Anxiety can appear in our lives at any time – meeting new people, giving a presentation, doing an exam or meeting a deadline. Often this anxiety is short-lived and we get through it until we are again faced with the same anxiety trigger. Anxiety can also be chronic when we are under sustained pressures from things like work, raising a family, on-going financial issues and so on. For some people intimate relationships can also cause chronic anxiety even when they are in a healthy, loving and committed relationship.

Signs of relationship anxiety

At the start of any relationship there is often some anxiety as we start getting to know the other person. We might ask ourselves questions like, “do they like me?” or “do I like them?” This is a normal part of the dating process. For many people this anxiety passes when feelings are reciprocal and they start to feel safe.

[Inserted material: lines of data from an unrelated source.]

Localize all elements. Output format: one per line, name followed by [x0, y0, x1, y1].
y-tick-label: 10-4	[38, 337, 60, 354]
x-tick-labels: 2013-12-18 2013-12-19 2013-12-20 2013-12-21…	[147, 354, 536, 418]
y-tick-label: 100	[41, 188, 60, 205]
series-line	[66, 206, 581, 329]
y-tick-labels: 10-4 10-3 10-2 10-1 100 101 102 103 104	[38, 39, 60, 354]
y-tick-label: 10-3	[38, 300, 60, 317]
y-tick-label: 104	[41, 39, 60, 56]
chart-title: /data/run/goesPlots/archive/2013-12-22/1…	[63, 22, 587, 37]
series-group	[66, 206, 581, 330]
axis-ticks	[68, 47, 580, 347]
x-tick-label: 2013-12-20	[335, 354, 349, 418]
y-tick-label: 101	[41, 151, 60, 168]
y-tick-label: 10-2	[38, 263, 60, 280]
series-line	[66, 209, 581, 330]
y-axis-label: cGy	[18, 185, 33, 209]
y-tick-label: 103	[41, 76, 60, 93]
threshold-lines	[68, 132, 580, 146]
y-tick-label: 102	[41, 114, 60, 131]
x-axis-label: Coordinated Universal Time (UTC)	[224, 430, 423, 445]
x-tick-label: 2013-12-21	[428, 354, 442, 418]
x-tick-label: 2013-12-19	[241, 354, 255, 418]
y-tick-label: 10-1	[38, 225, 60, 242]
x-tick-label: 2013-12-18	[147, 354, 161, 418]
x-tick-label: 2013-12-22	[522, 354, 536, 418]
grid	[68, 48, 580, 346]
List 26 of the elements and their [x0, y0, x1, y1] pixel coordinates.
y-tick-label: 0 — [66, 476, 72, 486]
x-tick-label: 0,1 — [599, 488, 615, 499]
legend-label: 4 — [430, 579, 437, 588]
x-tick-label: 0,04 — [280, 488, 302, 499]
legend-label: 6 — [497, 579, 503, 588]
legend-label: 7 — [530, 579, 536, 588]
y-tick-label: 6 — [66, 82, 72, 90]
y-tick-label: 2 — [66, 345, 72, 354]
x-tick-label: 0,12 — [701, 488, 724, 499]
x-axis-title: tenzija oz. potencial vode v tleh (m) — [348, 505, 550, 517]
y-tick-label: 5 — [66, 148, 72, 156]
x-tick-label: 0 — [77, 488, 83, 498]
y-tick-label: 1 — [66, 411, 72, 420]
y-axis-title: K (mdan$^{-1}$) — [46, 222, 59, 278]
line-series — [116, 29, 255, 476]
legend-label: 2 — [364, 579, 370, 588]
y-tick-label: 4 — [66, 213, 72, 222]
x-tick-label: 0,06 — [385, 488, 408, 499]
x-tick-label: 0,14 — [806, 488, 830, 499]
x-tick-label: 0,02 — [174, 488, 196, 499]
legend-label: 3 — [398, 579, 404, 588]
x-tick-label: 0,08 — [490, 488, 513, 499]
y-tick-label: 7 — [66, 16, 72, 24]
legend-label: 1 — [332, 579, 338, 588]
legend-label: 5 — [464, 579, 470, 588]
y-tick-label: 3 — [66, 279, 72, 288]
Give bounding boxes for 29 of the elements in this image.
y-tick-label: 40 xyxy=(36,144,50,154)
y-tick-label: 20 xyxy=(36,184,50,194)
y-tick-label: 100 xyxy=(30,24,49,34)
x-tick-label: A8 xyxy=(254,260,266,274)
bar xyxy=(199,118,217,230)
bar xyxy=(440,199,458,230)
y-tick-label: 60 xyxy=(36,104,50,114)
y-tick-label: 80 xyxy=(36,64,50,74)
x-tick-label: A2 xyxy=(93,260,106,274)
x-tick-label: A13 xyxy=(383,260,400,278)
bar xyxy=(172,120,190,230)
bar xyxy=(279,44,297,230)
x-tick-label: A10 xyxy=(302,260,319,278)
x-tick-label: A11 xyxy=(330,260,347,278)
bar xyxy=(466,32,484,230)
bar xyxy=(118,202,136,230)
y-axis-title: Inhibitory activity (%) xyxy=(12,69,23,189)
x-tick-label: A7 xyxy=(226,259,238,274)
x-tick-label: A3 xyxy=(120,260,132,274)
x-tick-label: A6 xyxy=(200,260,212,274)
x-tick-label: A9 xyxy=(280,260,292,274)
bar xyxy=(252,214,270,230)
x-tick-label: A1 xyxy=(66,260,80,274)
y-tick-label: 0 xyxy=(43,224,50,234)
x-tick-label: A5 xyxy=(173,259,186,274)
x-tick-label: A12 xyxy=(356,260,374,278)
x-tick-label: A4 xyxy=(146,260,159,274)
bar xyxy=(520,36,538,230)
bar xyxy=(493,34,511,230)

However, for some people these anxious feelings do not subside and there is on-going doubt about the relationship, despite there being no red flags (emotional or physical abuse, addictions etc.) and often when the partner fits exactly what the person is looking for.

These worries about the relationship, which can come up at the start of a relationship or appear at any point during a relationship, may include thoughts such as:

“Do I love my partner enough?”

“Do they love me enough?”

“I feel anxious around my partner so that must be a sign that they are not right for me”

“When my partner doesn’t answer my texts I panic and feel they don’t want me anymore”

“I don’t always feel loving towards my partner, in fact sometimes I want to move away from them, surely this isn’t right?”

“I was so happy to get engaged and I know I’m with a great partner so why am I suddenly feeling anxious?”

Having these thoughts can be really destabilising and feed our worry about the ‘rightness’ of our feelings towards our partner or their feelings towards us. This can lead us to sabotage the relationship by pulling away, criticising, blaming or seeking constant reassurance.

How to address relationship anxiety

We may see our anxious feelings as a sign to end a relationship, but what if instead of looking at our partner as the cause of our anxiety we look at ourselves and how our past may be contributing to our anxiety in this relationship?  This might include examining:

  • Your early childhood relationship with your parents or caregivers which may have led you to have an insecure attachment style which is impacting how you experience close relationships as an adult.
  • If you have been hurt before in a relationship and are now hypervigilant for signs that this will happen again, even when there is no evidence to support this fear.
  • Your perceptions of how a relationship ‘should be’ or ‘should feel’ might also colour how you are seeing your partner and your feelings and behaviours towards them.

Learning to understand the reasons for your anxiety is an important part of the therapy process. With awareness you can start to understand what you need to work on in yourself to reduce the anxiety and connect more fully in your relationship.